Emotional abuse can't easily be detected by another person unlike physical abuse which shows in bruises and scars but the trauma it brings are all the same. It is much like being robbed of your own identity and self worth while feeling helpless and unable to fight back. Once you recognize that you have the power to end your suffering, it will start to make a big difference in your life.

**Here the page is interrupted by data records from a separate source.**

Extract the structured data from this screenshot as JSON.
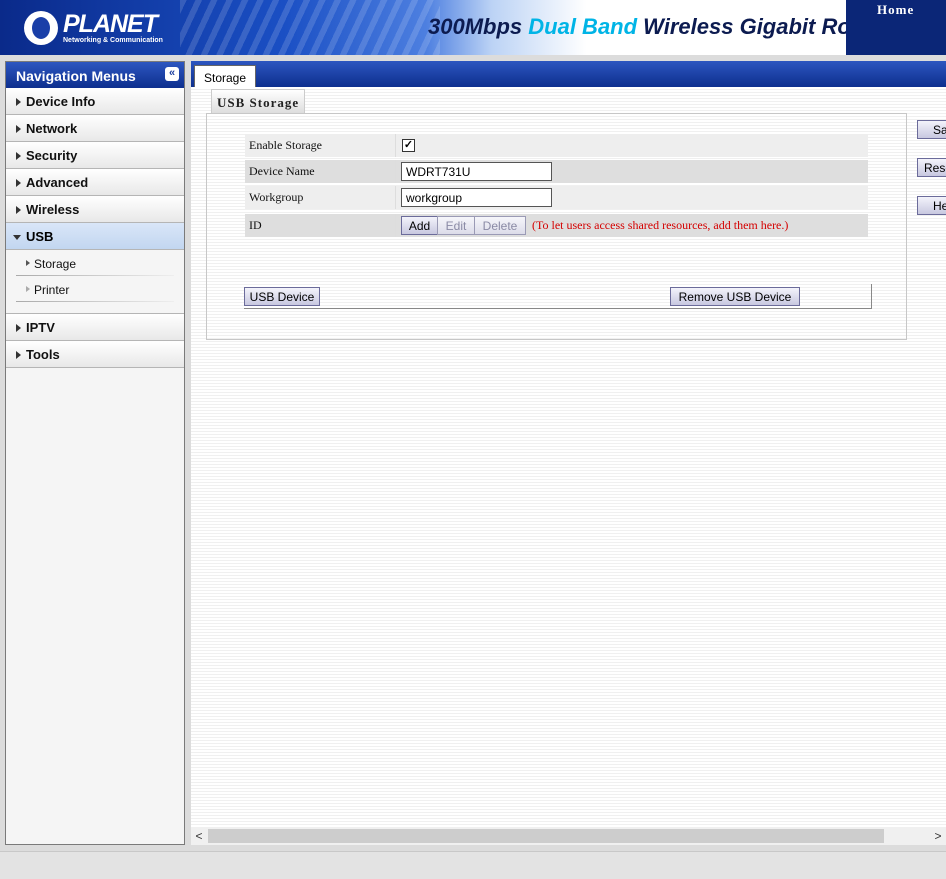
{
  "header": {
    "brand_name": "PLANET",
    "brand_tagline": "Networking & Communication",
    "product_prefix": "300Mbps ",
    "product_highlight": "Dual Band",
    "product_suffix": " Wireless Gigabit Route",
    "home_link": "Home"
  },
  "sidebar": {
    "title": "Navigation Menus",
    "collapse_glyph": "«",
    "items": [
      {
        "label": "Device Info"
      },
      {
        "label": "Network"
      },
      {
        "label": "Security"
      },
      {
        "label": "Advanced"
      },
      {
        "label": "Wireless"
      },
      {
        "label": "USB"
      },
      {
        "label": "IPTV"
      },
      {
        "label": "Tools"
      }
    ],
    "usb_sub": [
      {
        "label": "Storage"
      },
      {
        "label": "Printer"
      }
    ]
  },
  "tabs": {
    "active": "Storage"
  },
  "section": {
    "title": "USB Storage"
  },
  "form": {
    "enable_label": "Enable Storage",
    "enable_checked": "✓",
    "device_name_label": "Device Name",
    "device_name_value": "WDRT731U",
    "workgroup_label": "Workgroup",
    "workgroup_value": "workgroup",
    "id_label": "ID",
    "add_label": "Add",
    "edit_label": "Edit",
    "delete_label": "Delete",
    "hint": "(To let users access shared resources, add them here.)",
    "usb_device_label": "USB Device",
    "remove_usb_label": "Remove USB Device"
  },
  "side_buttons": {
    "save": "Save",
    "reset": "Reset",
    "help": "Help"
  },
  "scrollbar": {
    "left_arrow": "<",
    "right_arrow": ">"
  },
  "colors": {
    "brand_dark": "#0b2677",
    "accent_cyan": "#00b4e6",
    "hint_red": "#d40000"
  }
}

Emotional abuse recovery steps involve the following:
1. Acknowledge that you Have a Problem
Unless you accept that there is something wrong with you and the situation you are in, you cannot start recovering properly. Admit that you need help and that you need to go through a process of change. Inform a friend or relative that you are emotionally abused and that you want to recover and survive from it. Feeling ashamed and having the fear of being judged won't get you anywhere. The sooner you are able to reach out for help initially makes a big difference in your situation.
2. Educate Yourself
Learn all that you can about what you have gone through. You can read books or research in the Internet about emotional abuse. It will help you understand the nature of the person who abused you and gain insights about your own personality. You can take part in counseling groups where you can find comfort in others who are going through the same experience as you are. Be in the company of supportive and loving people who will guide you all the way. Remember that with knowledge comes power. It is within your control to change what happens today and to your future.
3. Healing Process
Forgive yourself for allowing the abuse to happen in the same way that you forgive the person who abused you. You will gain back control of your life as you let go and release your anger and hatred. As you come to understand what you have gone through it will be easier to do this, you don't have to force yourself as it will eventually come naturally. Empowering yourself will also help you recover. Engage in a new hobby or sport and you'll start to find joy in even the smallest things.
Be grateful for each new day that comes where you are free from harm and abuse. Recognize the difference in the way you move, feel and interact with others. Use your energy and resources for helping those who are also experiencing emotional abuse. You'll find a greater purpose for your life once you completely recover.